By Patrick Nduwimana
BUJUMBURA (Reuters) - Burundi's constitutional court approved President Pierre Nkurunziza's bid for a third term in office on Tuesday, a ruling promptly dismissed as biased by opponents who said they would continue protests until he backed down.
The opposition says Nkurunziza's plan to stand in a June election violates the constitution and a peace deal that ended a civil war that pitted the ethnic Hutu majority against the Tutsi minority from 1993 to 2005.
More than a week of protests have plunged the African nation into its worst crisis since that conflict. Civil society groups say a dozen people have been killed, while more than 30,000 have fled to neighboring states fearing renewed ethnic violence.
"The renewal of the presidential term through direct universal suffrage for five years is not against the constitution of Burundi," a constitutional court statement said.
The government has urged protesters to accept the ruling and stop demonstrating. Nkurunziza, a former Hutu rebel leader, has called the protests an "insurrectional movement".
But opposition parties said the court ruling was unfair and protesters denounced it.
"The first term we accepted. The second term we accepted. We will never accept the third term," the demonstrators shouted outside a hotel where the government met opponents, civil society groups and diplomats. Police soon pushed them away.
"We don't care about the constitutional court decision because we know this court is manipulated," said Jean Minani, leader of Frodebu-Nyakuri party, part of one coalition behind the protests.
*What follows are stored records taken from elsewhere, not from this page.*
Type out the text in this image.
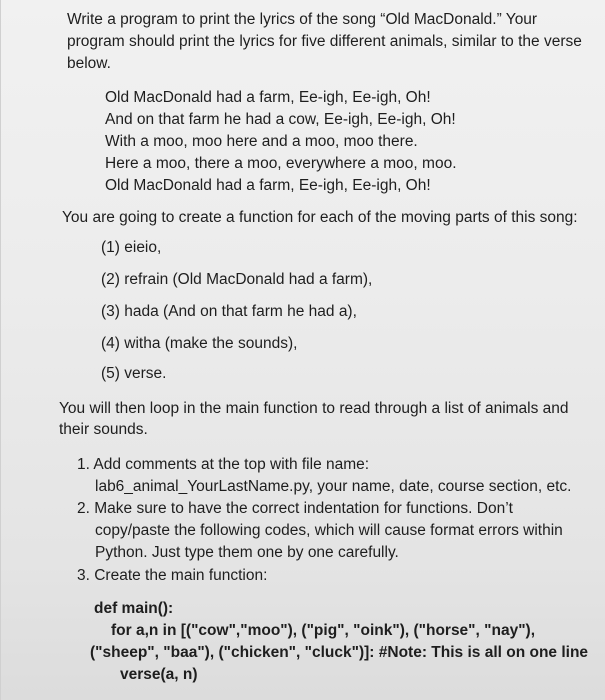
Write a program to print the lyrics of the song “Old MacDonald.” Your
program should print the lyrics for five different animals, similar to the verse
below.
Old MacDonald had a farm, Ee-igh, Ee-igh, Oh!
And on that farm he had a cow, Ee-igh, Ee-igh, Oh!
With a moo, moo here and a moo, moo there.
Here a moo, there a moo, everywhere a moo, moo.
Old MacDonald had a farm, Ee-igh, Ee-igh, Oh!
You are going to create a function for each of the moving parts of this song:
(1) eieio,
(2) refrain (Old MacDonald had a farm),
(3) hada (And on that farm he had a),
(4) witha (make the sounds),
(5) verse.
You will then loop in the main function to read through a list of animals and
their sounds.
1. Add comments at the top with file name:
lab6_animal_YourLastName.py, your name, date, course section, etc.
2. Make sure to have the correct indentation for functions. Don’t
copy/paste the following codes, which will cause format errors within
Python. Just type them one by one carefully.
3. Create the main function:
def main():
for a,n in [("cow","moo"), ("pig", "oink"), ("horse", "nay"),
("sheep", "baa"), ("chicken", "cluck")]: #Note: This is all on one line
verse(a, n)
He said rallies would not stop until the president backed down.
Civil society groups say at least 12 people have been killed so far in clashes in which police have fired teargas, water cannon and, say protesters, live rounds at demonstrators.
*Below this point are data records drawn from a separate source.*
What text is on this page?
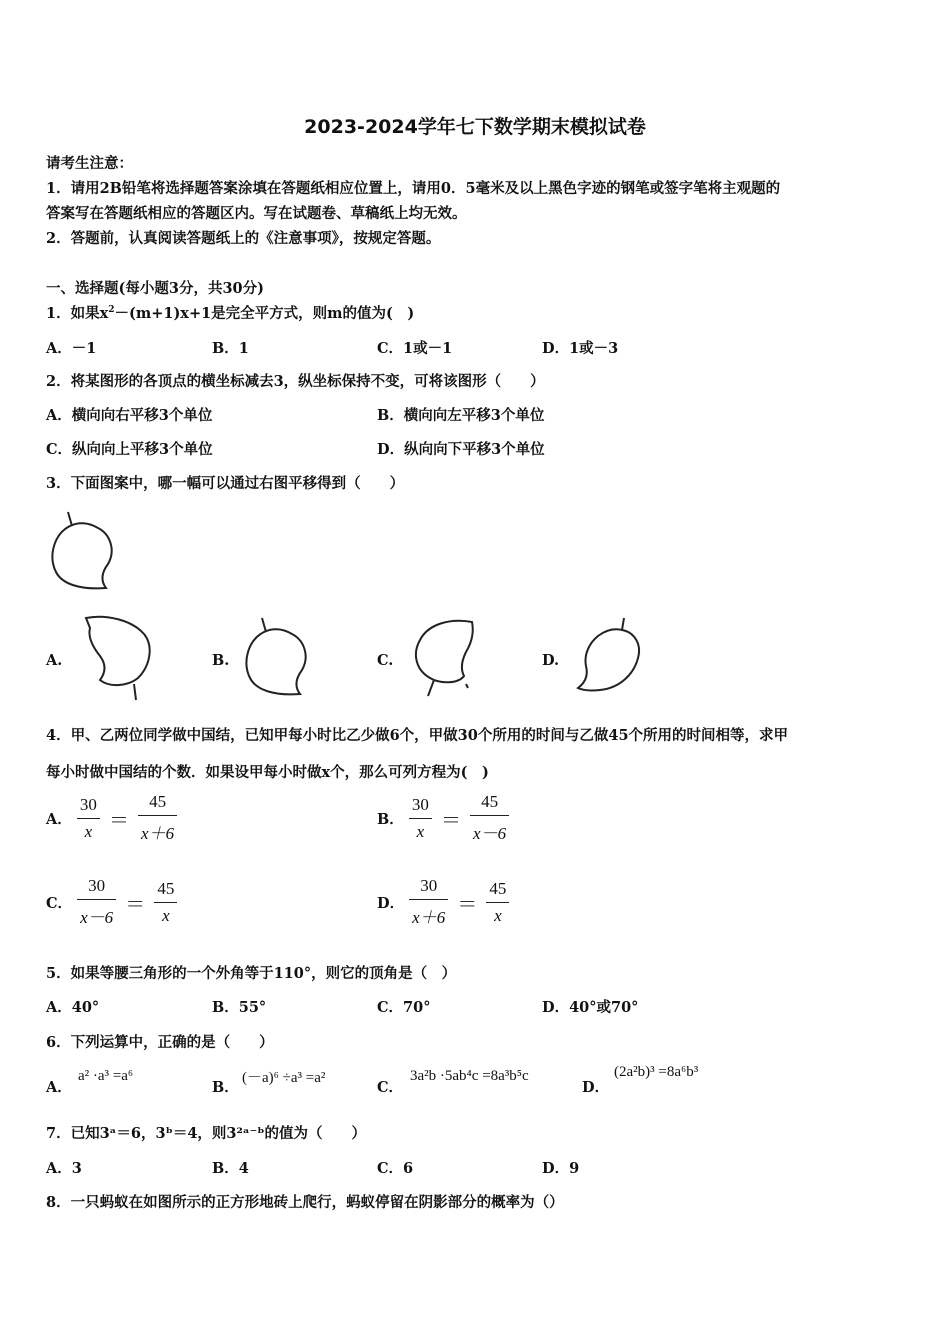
2023-2024学年七下数学期末模拟试卷
请考生注意：
1．请用2B铅笔将选择题答案涂填在答题纸相应位置上，请用0．5毫米及以上黑色字迹的钢笔或签字笔将主观题的
答案写在答题纸相应的答题区内。写在试题卷、草稿纸上均无效。
2．答题前，认真阅读答题纸上的《注意事项》，按规定答题。
一、选择题(每小题3分，共30分)
1．如果$x^2-(m+1)x+1$是完全平方式，则m的值为(　)
A．－1	B．1	C．1或－1	D．1或－3
2．将某图形的各顶点的横坐标减去3，纵坐标保持不变，可将该图形（　　）
A．横向向右平移3个单位	B．横向向左平移3个单位
C．纵向向上平移3个单位	D．纵向向下平移3个单位
3．下面图案中，哪一幅可以通过右图平移得到（　　）
A.	B.	C.	D.
4．甲、乙两位同学做中国结，已知甲每小时比乙少做6个，甲做30个所用的时间与乙做45个所用的时间相等，求甲
每小时做中国结的个数．如果设甲每小时做x个，那么可列方程为(　)
A． $\frac{30}{x} = \frac{45}{x+6}$	B． $\frac{30}{x} = \frac{45}{x-6}$
C． $\frac{30}{x-6} = \frac{45}{x}$	D． $\frac{30}{x+6} = \frac{45}{x}$
5．如果等腰三角形的一个外角等于110°，则它的顶角是（　）
A．40°	B．55°	C．70°	D．40°或70°
6．下列运算中，正确的是（　　）
A．
a² ·a³ =a⁶
B．
(－a)⁶ ÷a³ =a²
C．
3a²b ·5ab⁴c =8a³b⁵c
D．
(2a²b)³ =8a⁶b³
7．已知3ᵃ＝6，3ᵇ＝4，则3²ᵃ⁻ᵇ的值为（　　）
A．3	B．4	C．6	D．9
8．一只蚂蚁在如图所示的正方形地砖上爬行，蚂蚁停留在阴影部分的概率为（）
Police, who put the toll at six, including three members of the security forces, say protesters have hurled grenades.
The flare-up in Burundi threatens wider repercussions in a region with a history of ethnic conflict and where other presidents are also facing term limit deadlines soon.
Rwanda's Foreign Minister Louise Mushikiwabo said she was concerned about the unrest in Burundi, which shares the same ethnic mix as Rwanda where a 1994 genocide killed 800,000 people, most of them Tutsis as well as moderate Hutus.
"While we respect Burundi’s sovereignty in addressing internal matters, Rwanda considers the safety of innocent population as a regional and international responsibility,” she said in a statement, urging the government to restore peace.
Rwanda, which has vowed to prevent another genocide in the region, could be drawn into the conflict if ethnic fighting erupted and Tutsis became targets, diplomats say.
At least 24,000 mostly Tutsis have fled to Rwanda in recent weeks as tensions have mounted. About 7,000 people have also crossed into neighboring Democratic Republic of Congo.
U.S. Secretary of State John Kerry, in the region for talks, said in Nairobi on Monday that the decision to seek a third term "flies directly in the face" of Burundi's constitution, which sets out a two-term limit.
The United States, the European Union and African leaders have pressed Nkurunziza not to run. Washington and Brussels have warned of measures against individuals behind any violence in a nation that depends heavily on aid to fund half its budget.
The United States provides training, equipment and other support worth about $80 million a year to Burundi's army, while the European Union is the biggest contributor to the budget.